Jak Sejneńszczyzna długa i szeroka, nie brak dawnych wiejskich cmentarzy, na których nikt nie zapala zniczy, jedynymi odwiedzającymi są wiatr szumiący w konarach drzew i śpiewające ptactwo. Może to i dobrze, że nikt nie zakłóca tu spokoju zmarłym. Takie małe cmentarze zakładano w minionych wiekach prawie w każdej większej wsi. Wystarczy pojechać z przygranicznych Sejn, by dowiedzieć się od starszych ludzi, że pozostałości starych cmentarzy można odnaleźć m.in. w Burbiszkach, Kuklach, Ogrodnikach, Zelwie.

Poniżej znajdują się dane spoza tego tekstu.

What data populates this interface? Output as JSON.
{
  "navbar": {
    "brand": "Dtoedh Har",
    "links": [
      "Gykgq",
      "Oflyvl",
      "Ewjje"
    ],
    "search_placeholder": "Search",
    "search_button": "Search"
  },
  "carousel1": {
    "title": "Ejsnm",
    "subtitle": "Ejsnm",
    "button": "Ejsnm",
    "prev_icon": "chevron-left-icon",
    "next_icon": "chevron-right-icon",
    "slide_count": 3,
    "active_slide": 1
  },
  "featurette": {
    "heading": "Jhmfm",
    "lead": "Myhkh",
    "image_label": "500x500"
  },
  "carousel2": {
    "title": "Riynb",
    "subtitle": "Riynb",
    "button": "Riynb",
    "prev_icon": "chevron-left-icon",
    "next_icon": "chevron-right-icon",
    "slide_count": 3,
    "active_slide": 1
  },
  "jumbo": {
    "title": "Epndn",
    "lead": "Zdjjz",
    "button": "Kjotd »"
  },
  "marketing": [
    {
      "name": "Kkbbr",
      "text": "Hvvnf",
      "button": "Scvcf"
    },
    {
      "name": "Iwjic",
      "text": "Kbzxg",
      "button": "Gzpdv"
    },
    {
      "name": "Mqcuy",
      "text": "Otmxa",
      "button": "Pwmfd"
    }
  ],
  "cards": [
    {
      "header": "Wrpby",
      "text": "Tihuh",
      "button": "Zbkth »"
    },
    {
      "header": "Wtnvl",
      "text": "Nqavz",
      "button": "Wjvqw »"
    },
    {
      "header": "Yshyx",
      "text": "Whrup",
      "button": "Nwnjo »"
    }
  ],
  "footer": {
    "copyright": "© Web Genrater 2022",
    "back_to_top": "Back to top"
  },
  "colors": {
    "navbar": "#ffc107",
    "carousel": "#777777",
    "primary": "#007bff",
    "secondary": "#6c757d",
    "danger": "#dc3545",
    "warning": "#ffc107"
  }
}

Każdy z tych cmentarzy jest oryginalnym i niepowtarzalnym archiwum kultury i pamięci, które przechowuje nie tylko historię przodków, lecz także losy mieszkańców. Dawniej, bo od XII wieku, grzebano przy kościołach wszystkich wiernych, ale z uwagi na wzrost liczby zmarłych, w niedługim czasie powrócono do wcześniejszych praktyk i w kościołach chowano tylko znamienite i zasłużone osoby. Na zewnątrz natomiast stopniowo rozszerzano cmentarze dla ogółu, które z upływem czasu wypełniały cały dziedziniec kościoła.

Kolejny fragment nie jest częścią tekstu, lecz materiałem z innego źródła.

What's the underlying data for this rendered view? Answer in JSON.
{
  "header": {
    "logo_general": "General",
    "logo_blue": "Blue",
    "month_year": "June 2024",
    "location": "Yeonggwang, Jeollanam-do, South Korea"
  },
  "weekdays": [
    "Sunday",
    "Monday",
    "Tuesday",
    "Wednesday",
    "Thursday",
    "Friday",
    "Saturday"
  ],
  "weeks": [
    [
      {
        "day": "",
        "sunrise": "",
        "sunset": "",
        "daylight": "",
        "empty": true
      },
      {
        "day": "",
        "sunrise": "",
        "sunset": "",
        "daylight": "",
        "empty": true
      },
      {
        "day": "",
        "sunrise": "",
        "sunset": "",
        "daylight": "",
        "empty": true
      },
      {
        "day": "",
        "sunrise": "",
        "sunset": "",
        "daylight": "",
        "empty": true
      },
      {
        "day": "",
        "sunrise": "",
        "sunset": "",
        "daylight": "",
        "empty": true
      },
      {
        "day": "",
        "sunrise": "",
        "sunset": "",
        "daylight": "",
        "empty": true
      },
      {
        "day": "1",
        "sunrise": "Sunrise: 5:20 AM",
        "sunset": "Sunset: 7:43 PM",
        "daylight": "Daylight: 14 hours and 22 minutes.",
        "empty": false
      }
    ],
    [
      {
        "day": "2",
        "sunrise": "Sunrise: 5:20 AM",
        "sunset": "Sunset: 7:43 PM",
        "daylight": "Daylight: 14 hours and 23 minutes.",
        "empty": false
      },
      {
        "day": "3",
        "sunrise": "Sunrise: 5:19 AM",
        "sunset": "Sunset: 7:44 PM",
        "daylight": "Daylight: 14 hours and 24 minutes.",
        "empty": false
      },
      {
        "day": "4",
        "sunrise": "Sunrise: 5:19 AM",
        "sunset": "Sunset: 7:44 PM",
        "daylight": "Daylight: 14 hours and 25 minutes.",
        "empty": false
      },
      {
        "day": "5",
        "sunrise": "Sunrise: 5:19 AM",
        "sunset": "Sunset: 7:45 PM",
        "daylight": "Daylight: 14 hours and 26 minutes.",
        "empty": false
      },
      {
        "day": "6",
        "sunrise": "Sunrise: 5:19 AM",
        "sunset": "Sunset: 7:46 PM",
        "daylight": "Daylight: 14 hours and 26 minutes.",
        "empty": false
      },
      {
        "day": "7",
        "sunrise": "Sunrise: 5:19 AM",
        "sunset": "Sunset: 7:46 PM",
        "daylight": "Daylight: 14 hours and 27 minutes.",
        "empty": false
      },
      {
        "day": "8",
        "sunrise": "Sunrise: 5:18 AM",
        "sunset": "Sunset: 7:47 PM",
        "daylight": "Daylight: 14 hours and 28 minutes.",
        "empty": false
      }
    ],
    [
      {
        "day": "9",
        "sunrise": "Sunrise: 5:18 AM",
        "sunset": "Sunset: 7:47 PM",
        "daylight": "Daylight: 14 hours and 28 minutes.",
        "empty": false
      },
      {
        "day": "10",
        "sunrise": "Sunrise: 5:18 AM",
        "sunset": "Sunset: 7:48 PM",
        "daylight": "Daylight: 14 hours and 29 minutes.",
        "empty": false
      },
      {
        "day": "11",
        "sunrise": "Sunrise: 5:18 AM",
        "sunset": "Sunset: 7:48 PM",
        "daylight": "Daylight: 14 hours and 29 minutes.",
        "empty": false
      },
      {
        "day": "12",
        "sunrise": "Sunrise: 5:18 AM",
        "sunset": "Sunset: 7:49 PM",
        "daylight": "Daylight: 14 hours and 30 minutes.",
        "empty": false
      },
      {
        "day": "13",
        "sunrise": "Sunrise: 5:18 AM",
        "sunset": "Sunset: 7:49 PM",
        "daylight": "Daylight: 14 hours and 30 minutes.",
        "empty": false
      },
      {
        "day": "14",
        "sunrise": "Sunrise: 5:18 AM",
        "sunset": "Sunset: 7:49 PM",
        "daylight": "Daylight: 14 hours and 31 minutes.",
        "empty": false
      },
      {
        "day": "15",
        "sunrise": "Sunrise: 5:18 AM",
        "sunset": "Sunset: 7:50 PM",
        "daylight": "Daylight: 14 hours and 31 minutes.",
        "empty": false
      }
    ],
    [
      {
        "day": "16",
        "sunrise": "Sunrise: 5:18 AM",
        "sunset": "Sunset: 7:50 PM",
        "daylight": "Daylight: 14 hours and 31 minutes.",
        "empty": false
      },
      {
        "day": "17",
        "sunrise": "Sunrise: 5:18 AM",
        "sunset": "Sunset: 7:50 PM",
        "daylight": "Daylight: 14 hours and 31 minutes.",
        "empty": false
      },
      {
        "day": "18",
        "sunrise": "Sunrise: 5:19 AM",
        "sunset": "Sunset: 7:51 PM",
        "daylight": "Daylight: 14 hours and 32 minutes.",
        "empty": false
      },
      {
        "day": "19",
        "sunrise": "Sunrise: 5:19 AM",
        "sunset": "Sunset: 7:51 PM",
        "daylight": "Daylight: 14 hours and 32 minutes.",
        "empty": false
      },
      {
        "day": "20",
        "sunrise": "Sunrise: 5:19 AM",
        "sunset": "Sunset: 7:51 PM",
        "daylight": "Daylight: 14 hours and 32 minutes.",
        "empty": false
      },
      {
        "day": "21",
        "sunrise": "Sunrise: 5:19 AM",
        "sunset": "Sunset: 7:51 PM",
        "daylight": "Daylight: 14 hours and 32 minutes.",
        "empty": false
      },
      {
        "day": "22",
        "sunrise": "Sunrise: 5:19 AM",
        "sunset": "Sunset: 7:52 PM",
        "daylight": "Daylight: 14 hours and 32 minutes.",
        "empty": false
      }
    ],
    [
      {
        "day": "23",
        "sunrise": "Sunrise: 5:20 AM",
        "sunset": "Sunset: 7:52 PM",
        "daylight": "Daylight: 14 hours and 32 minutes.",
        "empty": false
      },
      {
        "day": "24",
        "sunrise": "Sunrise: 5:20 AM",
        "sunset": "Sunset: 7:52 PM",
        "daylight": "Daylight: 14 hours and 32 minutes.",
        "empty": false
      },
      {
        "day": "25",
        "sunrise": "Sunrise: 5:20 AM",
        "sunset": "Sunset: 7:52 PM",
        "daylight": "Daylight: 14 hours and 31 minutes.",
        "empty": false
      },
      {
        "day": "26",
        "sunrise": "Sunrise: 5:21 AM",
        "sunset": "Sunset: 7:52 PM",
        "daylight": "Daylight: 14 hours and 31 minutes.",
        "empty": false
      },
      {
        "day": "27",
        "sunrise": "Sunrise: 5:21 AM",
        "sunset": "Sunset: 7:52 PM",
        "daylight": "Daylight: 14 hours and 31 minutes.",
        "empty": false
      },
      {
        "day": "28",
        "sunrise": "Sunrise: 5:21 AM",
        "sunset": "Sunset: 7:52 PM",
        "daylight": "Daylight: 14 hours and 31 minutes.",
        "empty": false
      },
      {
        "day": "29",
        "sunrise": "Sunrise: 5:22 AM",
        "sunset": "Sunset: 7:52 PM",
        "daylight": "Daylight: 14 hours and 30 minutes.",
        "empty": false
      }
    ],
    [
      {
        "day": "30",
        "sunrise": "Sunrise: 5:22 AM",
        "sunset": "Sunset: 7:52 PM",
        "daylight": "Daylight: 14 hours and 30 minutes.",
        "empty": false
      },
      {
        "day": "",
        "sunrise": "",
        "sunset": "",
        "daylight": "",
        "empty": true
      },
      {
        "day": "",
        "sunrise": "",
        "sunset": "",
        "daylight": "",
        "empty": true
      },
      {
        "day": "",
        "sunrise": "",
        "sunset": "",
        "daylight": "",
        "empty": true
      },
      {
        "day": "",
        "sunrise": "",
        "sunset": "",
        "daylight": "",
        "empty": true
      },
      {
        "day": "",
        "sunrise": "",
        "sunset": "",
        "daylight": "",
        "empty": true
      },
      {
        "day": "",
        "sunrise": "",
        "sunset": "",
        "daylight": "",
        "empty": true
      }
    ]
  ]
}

W pierwszej połowie XIX wieku weszły nakazy carskie, które ze względów głównie sanitarnych, nakazały przeniesienie istniejących cmentarzy, zlokalizowanych wokół kościołów (a więc w środku wsi), na ogrodzony teren poza wsią. Po I wojnie światowej małe cmentarze wiejskie powoli zamierały, bliskich zaczęto chować na dużych parafialnych nekropoliach.

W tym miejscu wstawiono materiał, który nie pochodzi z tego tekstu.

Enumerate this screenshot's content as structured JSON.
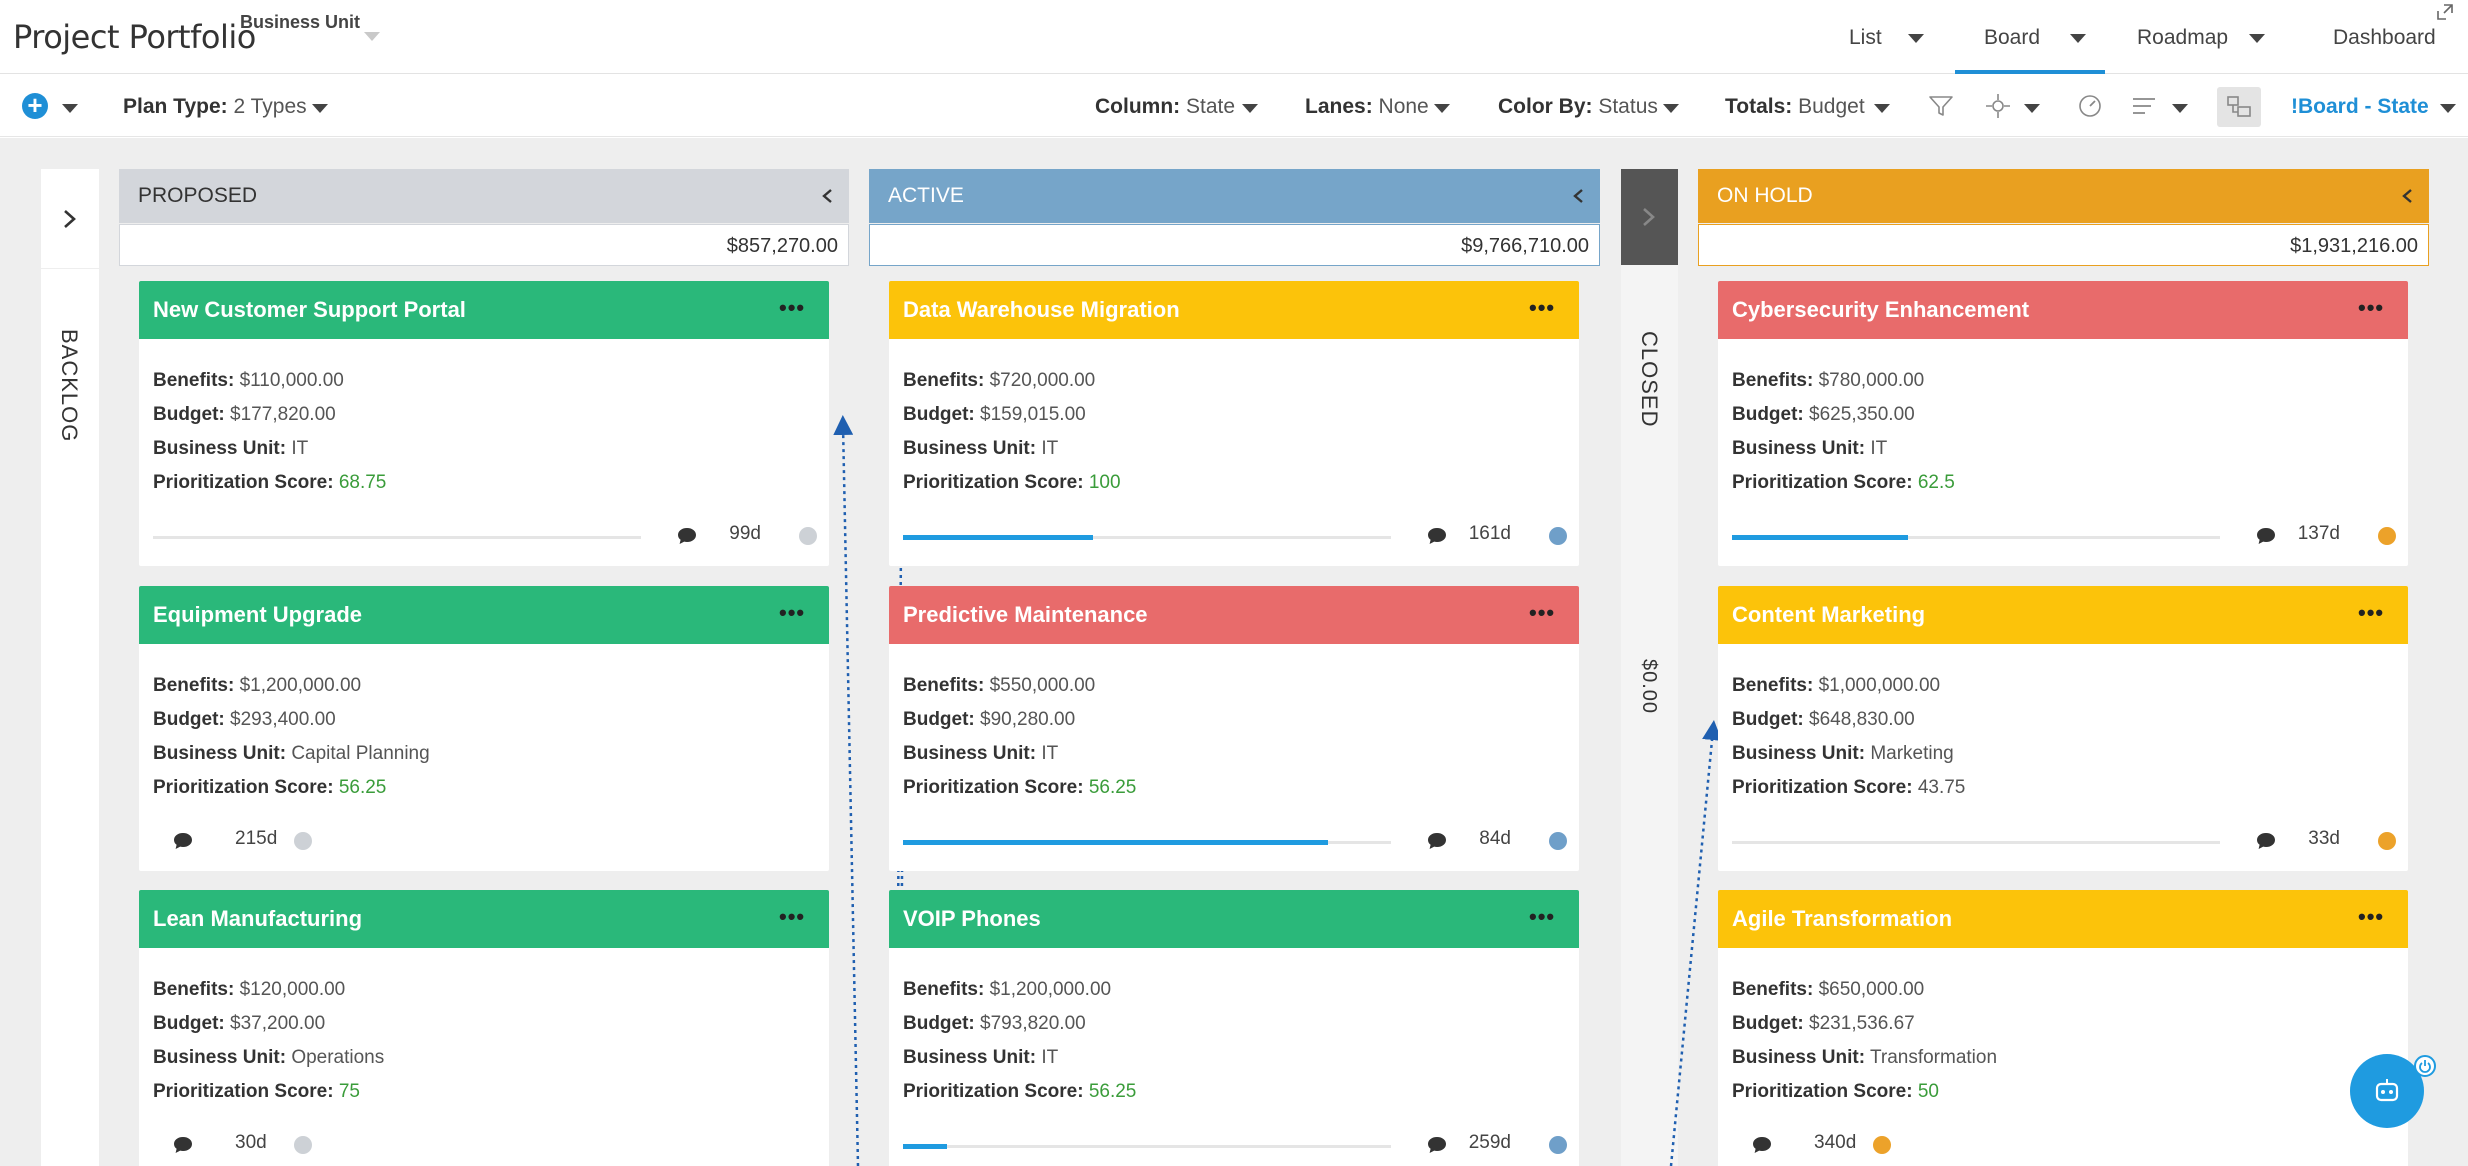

Dzisiaj co prawda nie ma tam już żadnych nagrobków, ale mieszkańcy co i raz stawiają w miejsce, gdzie był wiejski cmentarz, nowy krzyż, kapliczkę lub kamienną tablicę upamiętniającą, by czas nie zatarł śladów przeszłości. Cmentarze to nasze dziedzictwo i krajobrazy pamięci, które uczą nas, że pamięć nie ma granic, a jej trwanie jest formą cichego dialogu między tym, co było, a tym, co trwa. Pamiętajmy o tym.